Henk Bleker: in mijn ogen is 350 melkkoeien de grens

Tijdens een bijeenkomst van tien Achterhoekse en Liemerse afdelingen van LTO Noord liet Staatsscretaris Henk Bleker ten overstaan van zo'n driehonderd agrariërs weten dat in zijn ogen twee gezinnen uit een veehouderij een inkomen moeten kunnen verdienen.

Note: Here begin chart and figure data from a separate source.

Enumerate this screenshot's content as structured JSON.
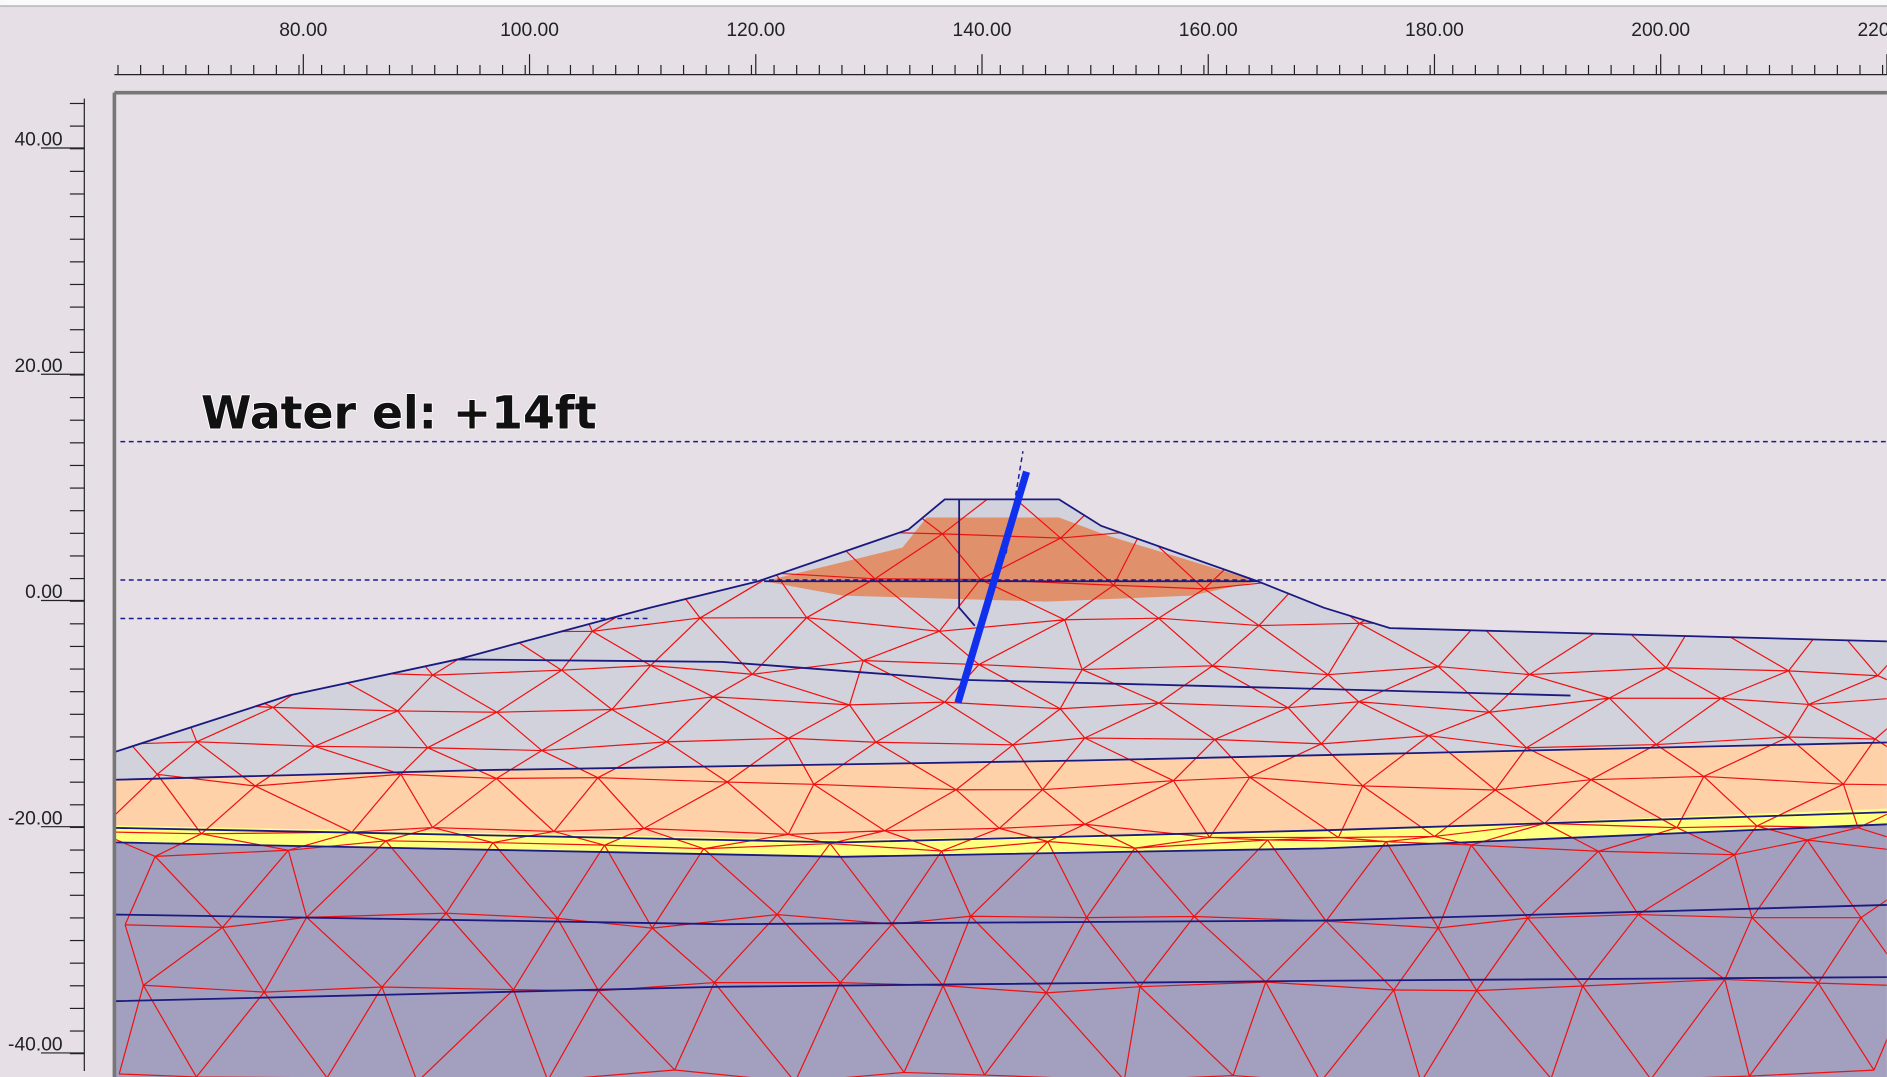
{
  "annotation": "Water el: +14ft",
  "x_ruler": {
    "ticks": [
      {
        "value": 80,
        "label": "80.00"
      },
      {
        "value": 100,
        "label": "100.00"
      },
      {
        "value": 120,
        "label": "120.00"
      },
      {
        "value": 140,
        "label": "140.00"
      },
      {
        "value": 160,
        "label": "160.00"
      },
      {
        "value": 180,
        "label": "180.00"
      },
      {
        "value": 200,
        "label": "200.00"
      },
      {
        "value": 220,
        "label": "220.00"
      }
    ]
  },
  "y_ruler": {
    "ticks": [
      {
        "value": 40,
        "label": "40.00"
      },
      {
        "value": 20,
        "label": "20.00"
      },
      {
        "value": 0,
        "label": "0.00"
      },
      {
        "value": -20,
        "label": "-20.00"
      },
      {
        "value": -40,
        "label": "-40.00"
      }
    ]
  }
}
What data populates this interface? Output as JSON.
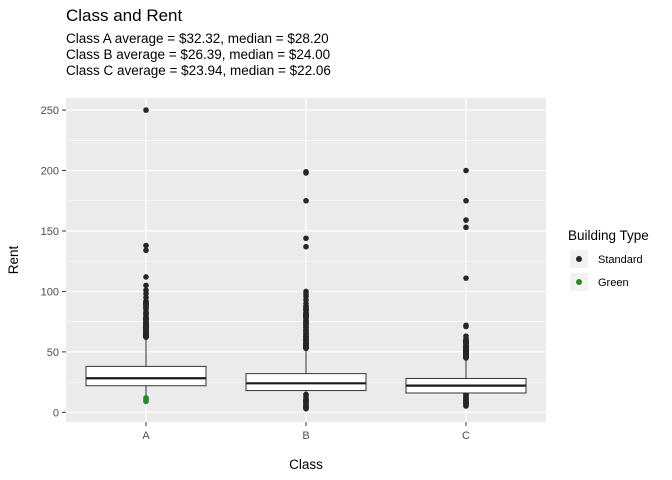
{
  "chart_data": {
    "type": "boxplot",
    "title": "Class and Rent",
    "subtitle_lines": [
      "Class A average = $32.32, median = $28.20",
      "Class B average = $26.39, median = $24.00",
      "Class C average = $23.94, median = $22.06"
    ],
    "xlabel": "Class",
    "ylabel": "Rent",
    "ylim": [
      -8,
      260
    ],
    "yticks": [
      0,
      50,
      100,
      150,
      200,
      250
    ],
    "categories": [
      "A",
      "B",
      "C"
    ],
    "grid": true,
    "boxes": [
      {
        "category": "A",
        "q1": 22,
        "median": 28.2,
        "q3": 38,
        "whisker_low": 9,
        "whisker_high": 62,
        "outliers": [
          250,
          138,
          134,
          112,
          105,
          101,
          98,
          95,
          92,
          90,
          88,
          86,
          84,
          82,
          80,
          78,
          76,
          74,
          72,
          70,
          68,
          66,
          64
        ],
        "dense_outlier_range": [
          62,
          92
        ],
        "green_points": [
          9,
          10,
          11,
          12
        ]
      },
      {
        "category": "B",
        "q1": 18,
        "median": 24.0,
        "q3": 32,
        "whisker_low": 3,
        "whisker_high": 53,
        "outliers": [
          199,
          198,
          175,
          144,
          137,
          100,
          98,
          96,
          93,
          90,
          88,
          85,
          82,
          80,
          78,
          75,
          73,
          70,
          68,
          65,
          62,
          60,
          57,
          55
        ],
        "dense_outlier_range": [
          53,
          88
        ],
        "low_outlier_range": [
          3,
          18
        ],
        "green_points": []
      },
      {
        "category": "C",
        "q1": 16,
        "median": 22.06,
        "q3": 28,
        "whisker_low": 5,
        "whisker_high": 45,
        "outliers": [
          200,
          175,
          159,
          153,
          111,
          72,
          71,
          63,
          61,
          59,
          57,
          55,
          53,
          51,
          49,
          47
        ],
        "dense_outlier_range": [
          45,
          60
        ],
        "low_outlier_range": [
          5,
          16
        ],
        "green_points": []
      }
    ],
    "legend": {
      "title": "Building Type",
      "position": "right",
      "entries": [
        {
          "label": "Standard",
          "color": "#262626"
        },
        {
          "label": "Green",
          "color": "#228B22"
        }
      ]
    },
    "colors": {
      "panel": "#ebebeb",
      "grid": "#ffffff",
      "point": "#262626",
      "green": "#228B22"
    }
  }
}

Dat zijn volgens de staatssecretaris bedrijven met zo'n 350 koeien, 6.000 vleesvarkens of 100.000 legkippen. Bleker: "Bedrijven met 35.000 slachtvarkens of 1,2 miljoen slachtkippen zijn niet goed voor de maatschappelijke acceptatie. Ik ben niet tegen de veehouderij, wel voor de acceptatie er van."

Meer: gelderlander.nl/voorpagina/achterhoek/…

Deel dit topic

Reacties

kleitokkers
Lijken mij getallen van 1 vak
MvdV
350 koeien 1 VAK?

succes!
Grasbaal
Column Siem Jan Schenk,

Grens aan mega

Het debat over megastallen heeft weer een nieuwe dimensie gekregen met het voornemen een wet te maken die een maximum stelt aan de omvang van veehouderijbedrijven. LTO moet kiezen, lees ik in een column in Boerderij.

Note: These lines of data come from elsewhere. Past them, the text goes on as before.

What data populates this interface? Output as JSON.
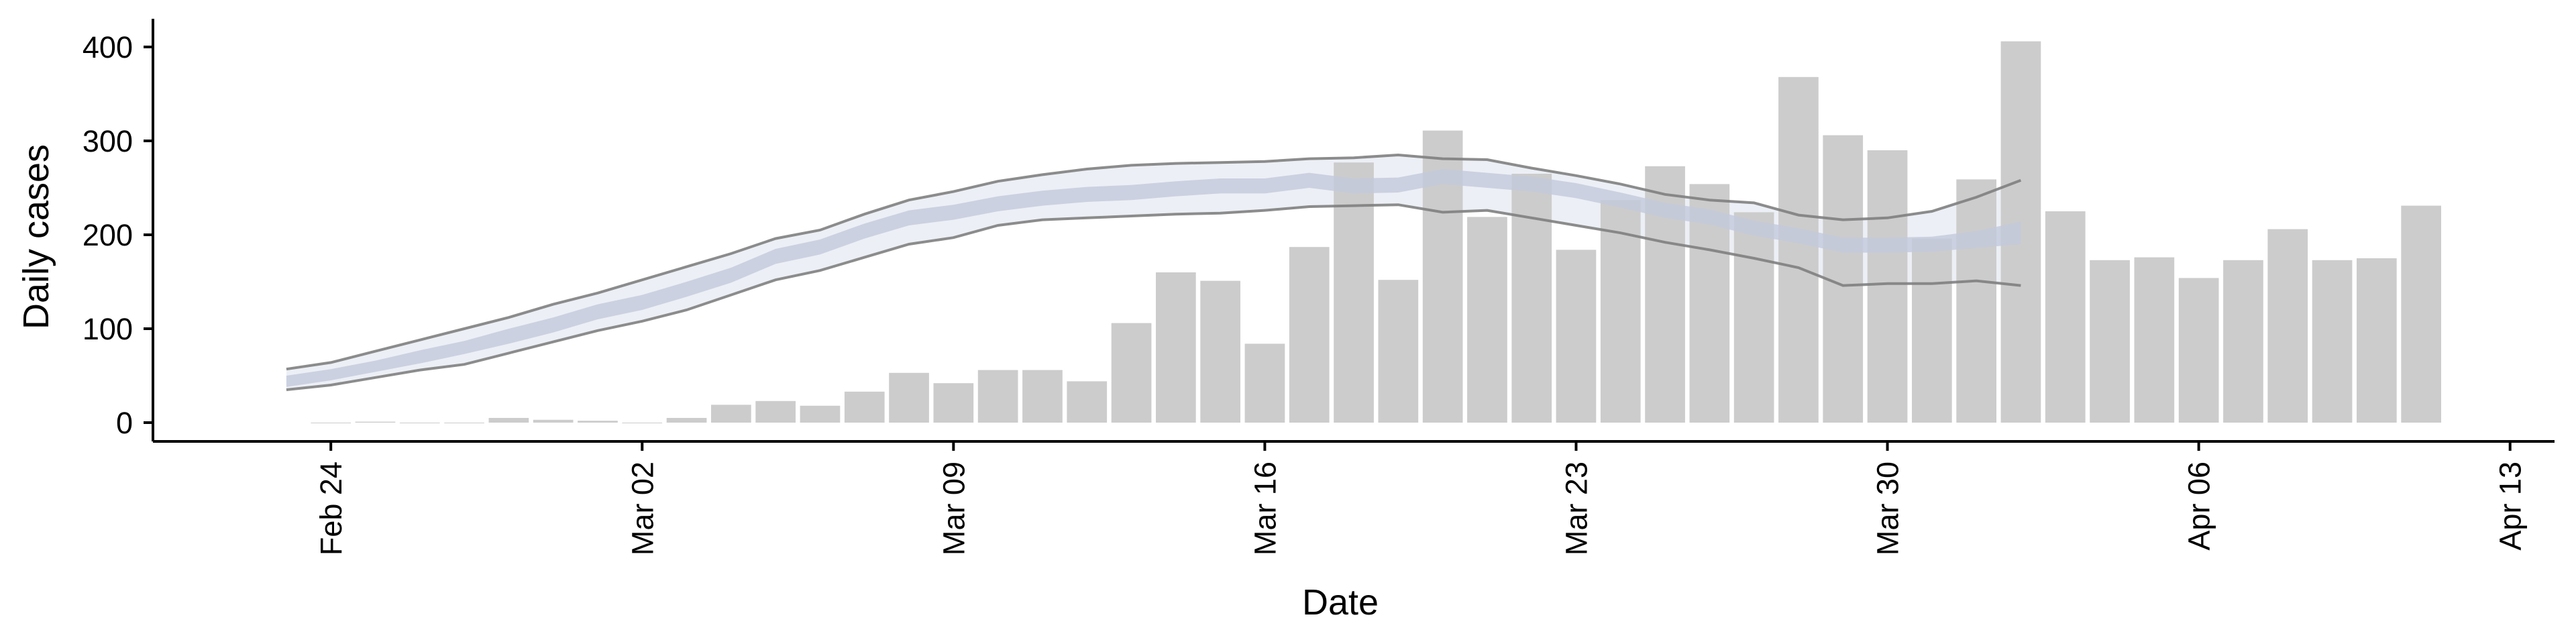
{
  "chart_data": {
    "type": "bar",
    "title": "",
    "xlabel": "Date",
    "ylabel": "Daily cases",
    "ylim": [
      -20,
      430
    ],
    "xlim": [
      "2020-02-20",
      "2020-04-14"
    ],
    "grid": false,
    "legend": "none",
    "x_ticks": [
      {
        "date": "2020-02-24",
        "label": "Feb 24"
      },
      {
        "date": "2020-03-02",
        "label": "Mar 02"
      },
      {
        "date": "2020-03-09",
        "label": "Mar 09"
      },
      {
        "date": "2020-03-16",
        "label": "Mar 16"
      },
      {
        "date": "2020-03-23",
        "label": "Mar 23"
      },
      {
        "date": "2020-03-30",
        "label": "Mar 30"
      },
      {
        "date": "2020-04-06",
        "label": "Apr 06"
      },
      {
        "date": "2020-04-13",
        "label": "Apr 13"
      }
    ],
    "y_ticks": [
      0,
      100,
      200,
      300,
      400
    ],
    "bars": {
      "dates": [
        "2020-02-24",
        "2020-02-25",
        "2020-02-26",
        "2020-02-27",
        "2020-02-28",
        "2020-02-29",
        "2020-03-01",
        "2020-03-02",
        "2020-03-03",
        "2020-03-04",
        "2020-03-05",
        "2020-03-06",
        "2020-03-07",
        "2020-03-08",
        "2020-03-09",
        "2020-03-10",
        "2020-03-11",
        "2020-03-12",
        "2020-03-13",
        "2020-03-14",
        "2020-03-15",
        "2020-03-16",
        "2020-03-17",
        "2020-03-18",
        "2020-03-19",
        "2020-03-20",
        "2020-03-21",
        "2020-03-22",
        "2020-03-23",
        "2020-03-24",
        "2020-03-25",
        "2020-03-26",
        "2020-03-27",
        "2020-03-28",
        "2020-03-29",
        "2020-03-30",
        "2020-03-31",
        "2020-04-01",
        "2020-04-02",
        "2020-04-03",
        "2020-04-04",
        "2020-04-05",
        "2020-04-06",
        "2020-04-07",
        "2020-04-08",
        "2020-04-09",
        "2020-04-10",
        "2020-04-11"
      ],
      "values": [
        0,
        1,
        0,
        0,
        5,
        3,
        2,
        0,
        5,
        19,
        23,
        18,
        33,
        53,
        42,
        56,
        56,
        44,
        106,
        160,
        151,
        84,
        187,
        277,
        152,
        311,
        219,
        265,
        184,
        237,
        273,
        254,
        224,
        368,
        306,
        290,
        196,
        259,
        406,
        225,
        173,
        176,
        154,
        173,
        206,
        173,
        175,
        231
      ],
      "color": "#cccccc"
    },
    "series": [
      {
        "type": "line",
        "dates": [
          "2020-02-23",
          "2020-02-24",
          "2020-02-25",
          "2020-02-26",
          "2020-02-27",
          "2020-02-28",
          "2020-02-29",
          "2020-03-01",
          "2020-03-02",
          "2020-03-03",
          "2020-03-04",
          "2020-03-05",
          "2020-03-06",
          "2020-03-07",
          "2020-03-08",
          "2020-03-09",
          "2020-03-10",
          "2020-03-11",
          "2020-03-12",
          "2020-03-13",
          "2020-03-14",
          "2020-03-15",
          "2020-03-16",
          "2020-03-17",
          "2020-03-18",
          "2020-03-19",
          "2020-03-20",
          "2020-03-21",
          "2020-03-22",
          "2020-03-23",
          "2020-03-24",
          "2020-03-25",
          "2020-03-26",
          "2020-03-27",
          "2020-03-28",
          "2020-03-29",
          "2020-03-30",
          "2020-03-31",
          "2020-04-01",
          "2020-04-02"
        ],
        "median": [
          44,
          51,
          60,
          70,
          80,
          92,
          104,
          118,
          128,
          142,
          157,
          177,
          187,
          204,
          218,
          224,
          233,
          239,
          243,
          245,
          249,
          252,
          252,
          258,
          252,
          253,
          262,
          258,
          254,
          247,
          237,
          226,
          219,
          207,
          199,
          189,
          189,
          190,
          195,
          202
        ],
        "inner_low": [
          38,
          45,
          54,
          63,
          73,
          84,
          96,
          110,
          120,
          134,
          149,
          169,
          179,
          196,
          210,
          216,
          225,
          231,
          235,
          237,
          241,
          244,
          244,
          250,
          244,
          245,
          254,
          250,
          246,
          239,
          229,
          218,
          211,
          199,
          191,
          181,
          181,
          182,
          186,
          190
        ],
        "inner_high": [
          50,
          57,
          66,
          77,
          87,
          100,
          112,
          126,
          136,
          150,
          165,
          185,
          195,
          212,
          226,
          232,
          241,
          247,
          251,
          253,
          257,
          260,
          260,
          266,
          260,
          261,
          270,
          266,
          262,
          255,
          245,
          234,
          227,
          215,
          207,
          197,
          197,
          198,
          204,
          214
        ],
        "band_low": [
          35,
          40,
          48,
          56,
          62,
          74,
          86,
          98,
          108,
          120,
          136,
          152,
          162,
          176,
          190,
          197,
          210,
          216,
          218,
          220,
          222,
          223,
          226,
          230,
          231,
          232,
          224,
          226,
          218,
          210,
          202,
          192,
          184,
          175,
          165,
          146,
          148,
          148,
          151,
          146
        ],
        "band_high": [
          57,
          64,
          76,
          88,
          100,
          112,
          126,
          138,
          152,
          166,
          180,
          196,
          205,
          222,
          237,
          246,
          257,
          264,
          270,
          274,
          276,
          277,
          278,
          281,
          282,
          285,
          281,
          280,
          271,
          263,
          254,
          243,
          237,
          234,
          221,
          216,
          218,
          225,
          240,
          258
        ],
        "median_color": "#c3c9dc",
        "band_color": "#e9ecf3",
        "edge_color": "#7f7f7f"
      }
    ]
  }
}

Op zich niet moeilijk, zeg ik dan. De omvang van bedrijven is immers niet onbegrensd en niemand zit te wachten op een ontwikkeling die continu onder maatschappelijke druk staat.
Als je er heel lang over praat, kom je tot steeds genuanceerdere standpunten, vol met mitsen en maren. Ook niet gewenst. Op basis van inhoudelijke argumenten kan je nog een poosje doorgroeien voor je onderbouwd kunt zeggen dat verdere groei niet meer kan.

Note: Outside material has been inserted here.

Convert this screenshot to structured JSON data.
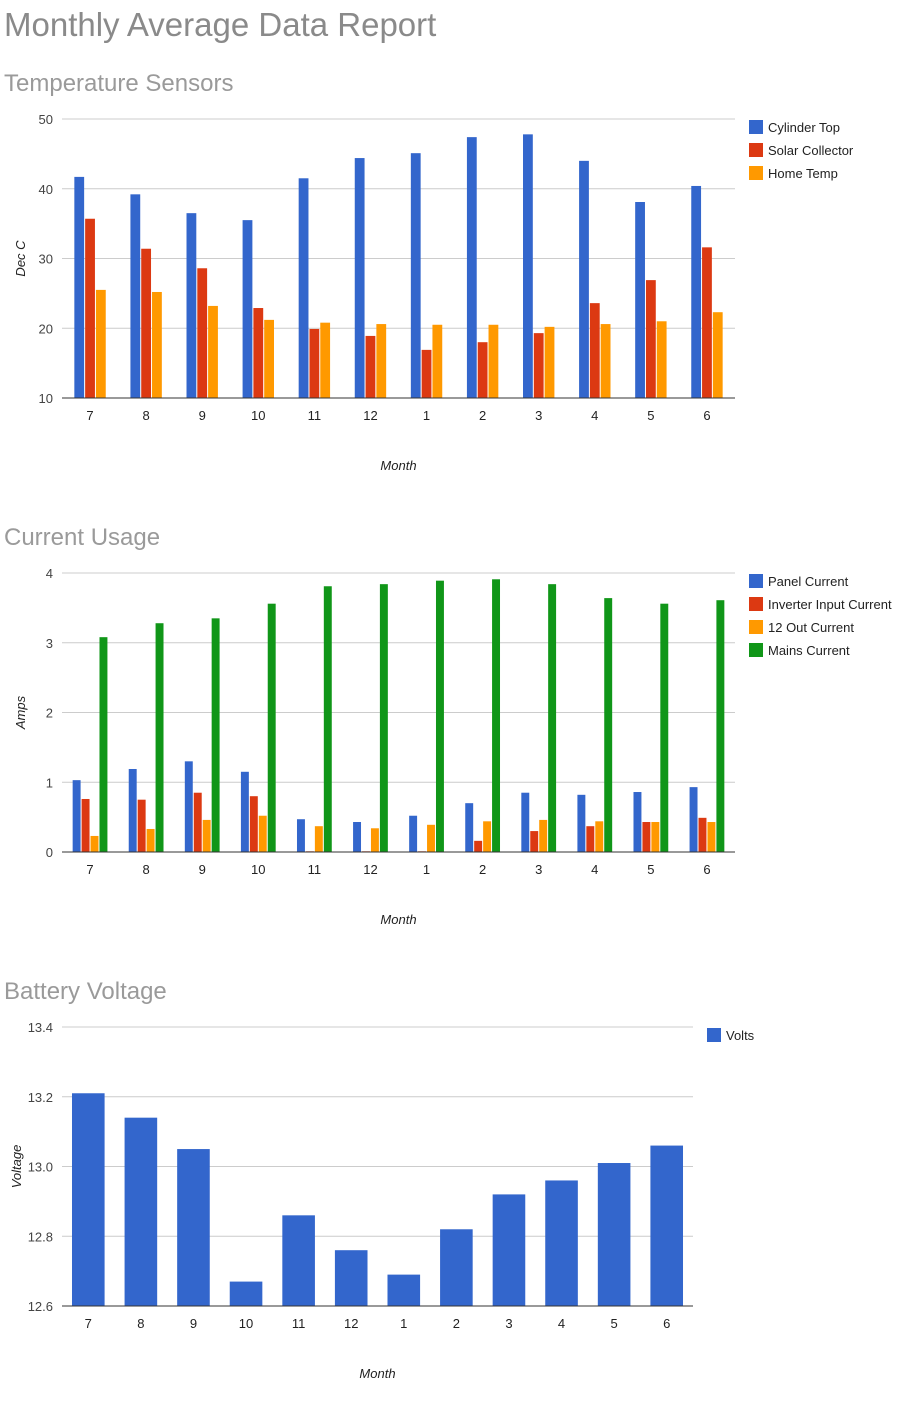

In het debat over megastallen met Hans Alders over zijn rapportage ‘Van mega naar beter’ zei een dame van het burgerforum dat de argumenten voor mega misschien wel kloppen. „Maar”, zei ze: „ik wil het gewoon niet.” Dan is het lastig discussiëren. Als iemand met argumenten tegen is, kun je proberen die persoon met jouw argumenten te overtuigen. Zonder argumenten is een discussie echter snel gesloten. Het is dus ook argumenten tegen gevoel.

Op ledenbijeenkomsten heb ik leden gevraagd wat zij er als ondernemers van vonden. Boeren willen niet graag beperkt worden. Op de vraag of iemand het prettig zou vinden als er vlak bij een groot veehouderijbedrijf zou komen, reageerde niemand positief. Wellicht ook gewoon omdat ze het niet willen. Het gewoon niet willen is dus een belangrijk argument. Daar moeten we dus rekening mee houden.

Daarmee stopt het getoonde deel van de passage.